Ecobank Ghana Limited (GSE:EGH) has reclaimed its position as the biggest bank in Ghana with total assets of GHS10.05bn, buoyed by 20.0%y/y growth in customer deposits to GHS7.23bn in 1H2018. This is above GCB Bank’s total assets of GHS9.93bn in 1H2018.

Ecobank’s revenue recovered by a modest 5.3%y/y (versus a decline of 4.4% in 1H2017) to GHS687.87mn on the back of significant increased in earning assets, which helped to cushion the adverse impact of low interest rates on revenue. Loans rose by 15.6%y/y to GHS3.98bn while investment securities jumped by 124.5%y/y to GHS2.91bn in 1H2018. The growth in earning assets were mainly funded by 20.8%y/y rise in deposits to GHS7.23bn in 1H2018, which confirms that the bank’s digital migration strategy is working.

While Ecobank’s asset quality worsened on a y/y basis from 11.7% to 13.7%, there was an improvement on a q/q basis. The bank’s NPL ratio dropped from 20.0% in December 2017 to 19.1% in March 2018 and 13.7% in June 2018. The bank’s margins were buoyed by a drop in the cost of risk from 2.7% in 1H2017 to 1.7% in 1H2018. The cost of risk also improved from 6.5% in December 2017 to 1.7% 1H2018.

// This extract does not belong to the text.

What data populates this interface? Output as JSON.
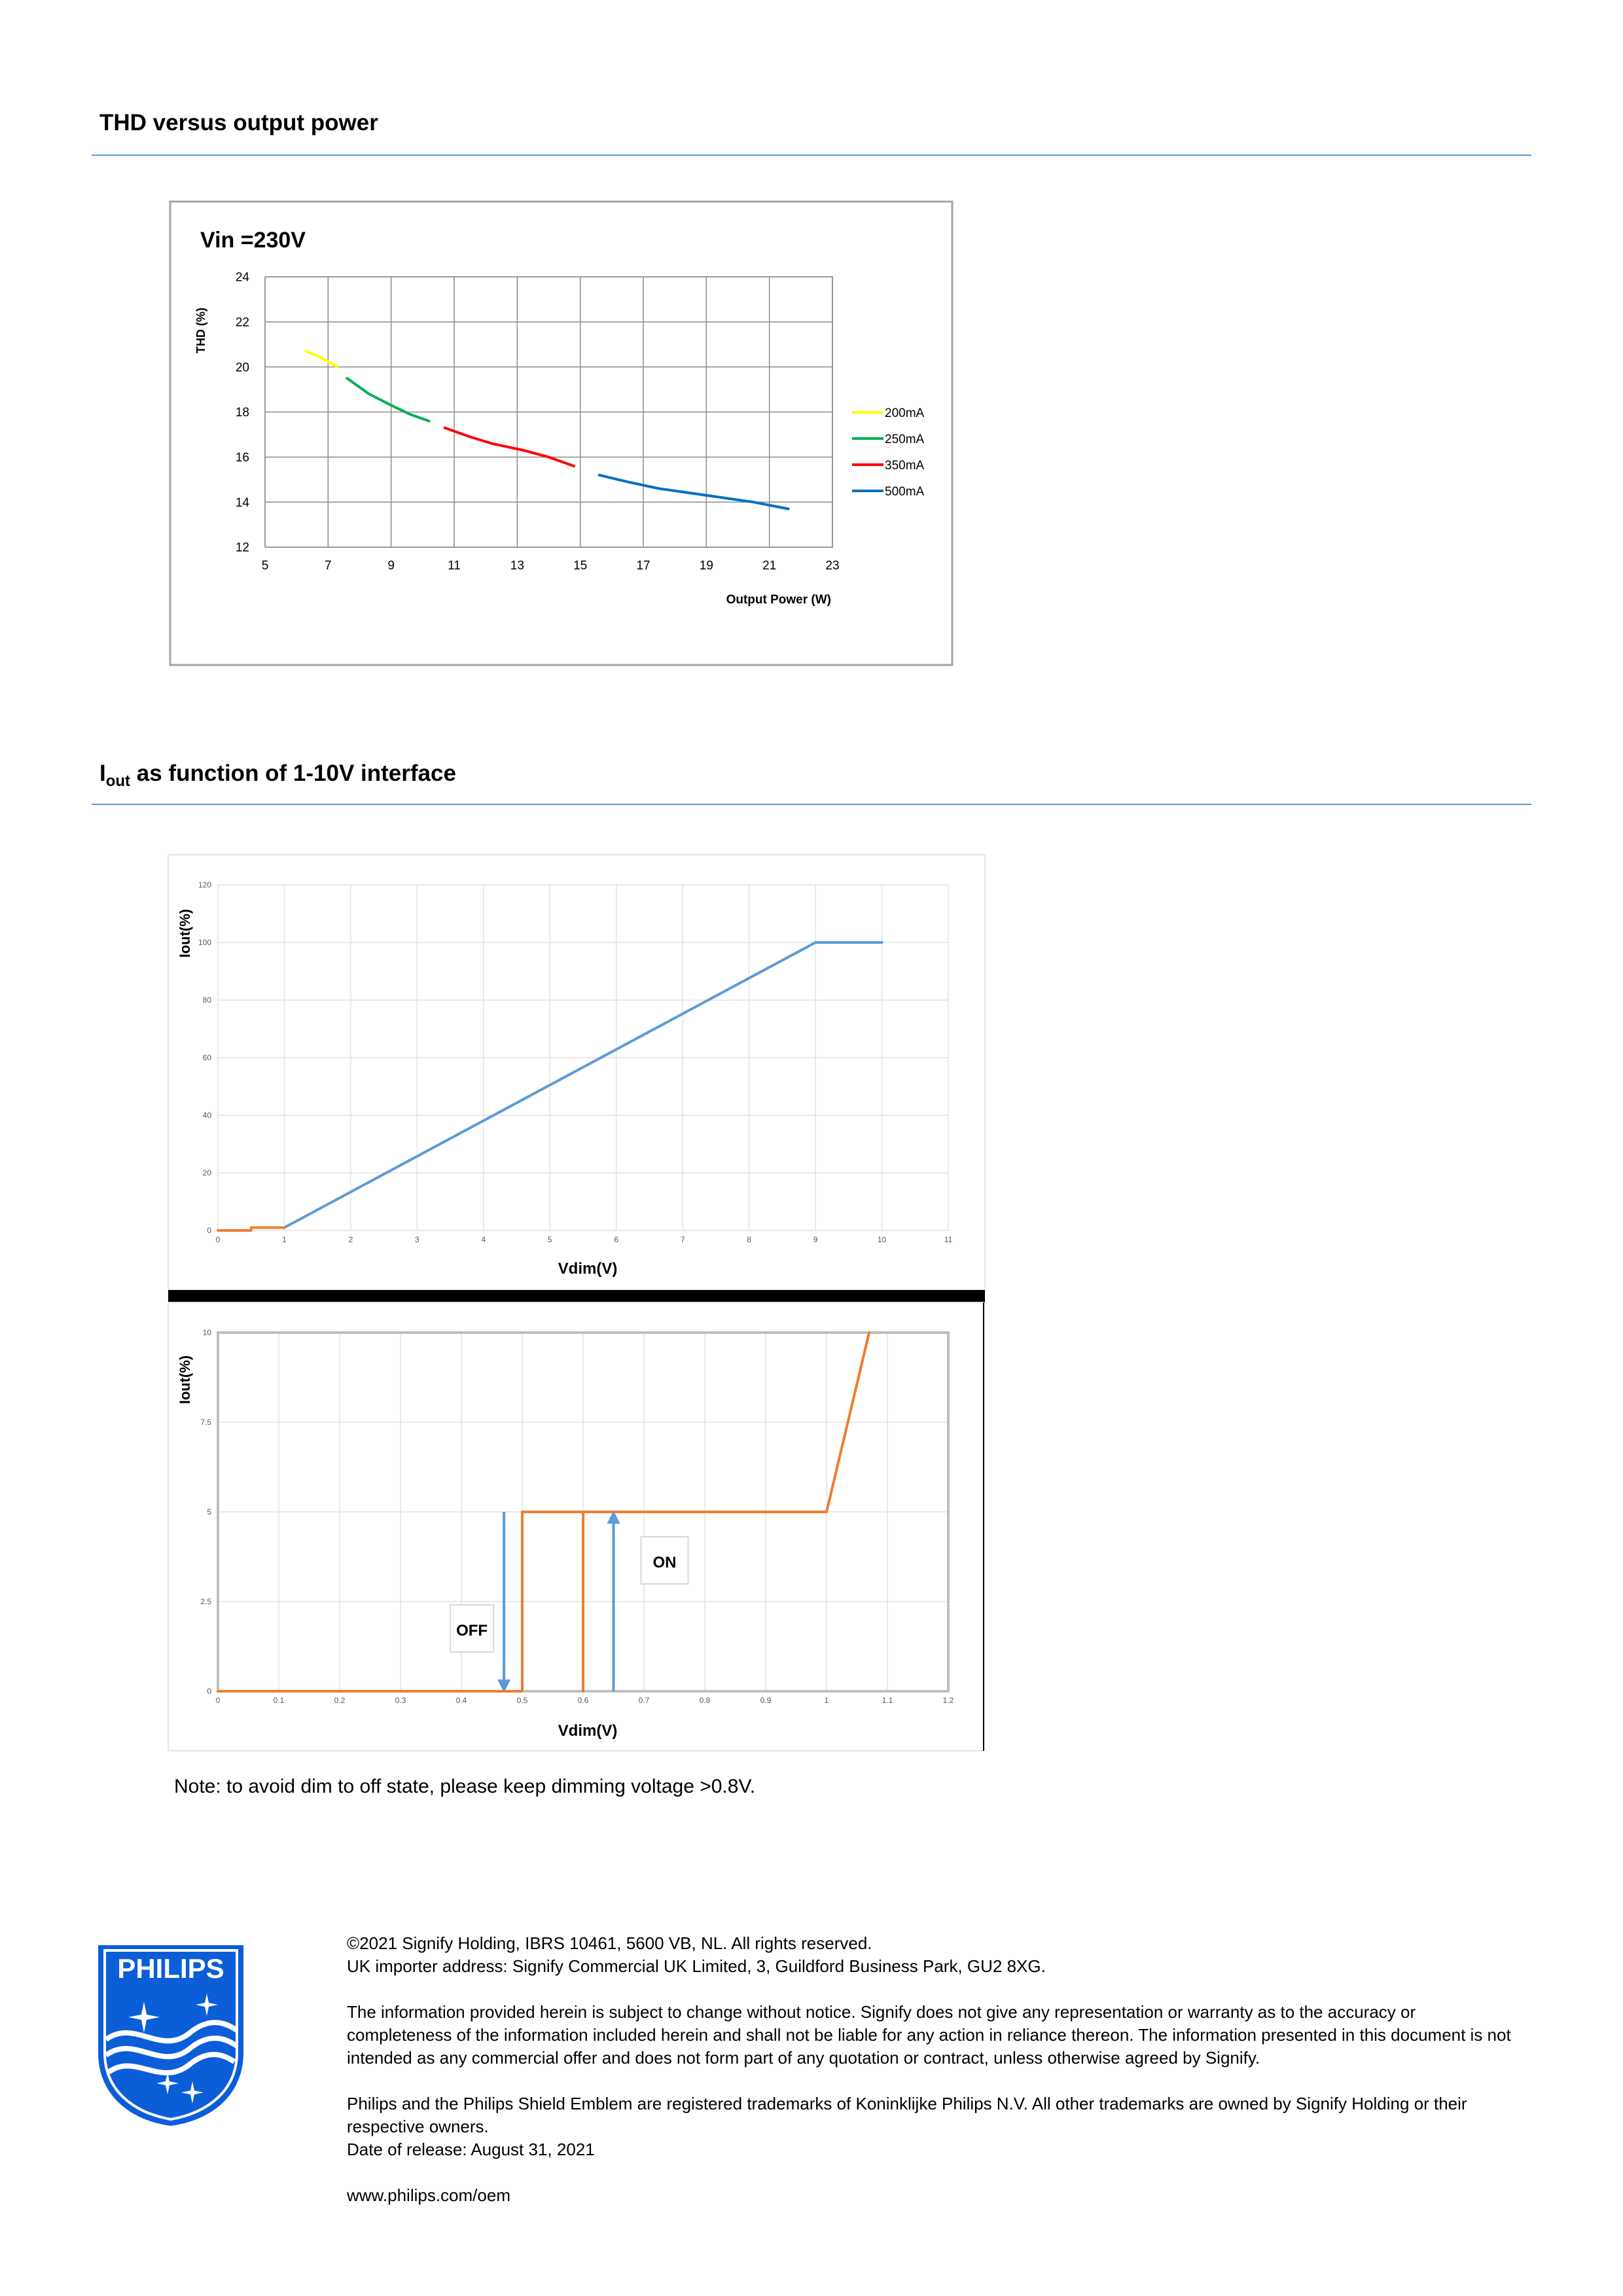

However, Ecobank’s operating efficiency worsened despite the introduction of cost control measures that helped to limit the growth of operating expenses to 5.5%y/y in 1H2018. The low revenue growth elevated the cost-to-income ratio to 50.2% in 1H2018 from 48.8% in 1H2017. While the Ecobank’s migration to digital banking could support an improvement in operating efficiency in the future, the bank’s significant holdings of low yielding government securities (29% of assets) could threaten interest income in the future as Ghanaian authorities drive the economy towards a low interest regime.

The modest recovery in revenue plus the improvement in the cost of risk helped earnings to recover by 10.9%y/y (versus decline of 32.9%y/y in 1H2017) to GHS157.37mn in 1H2018.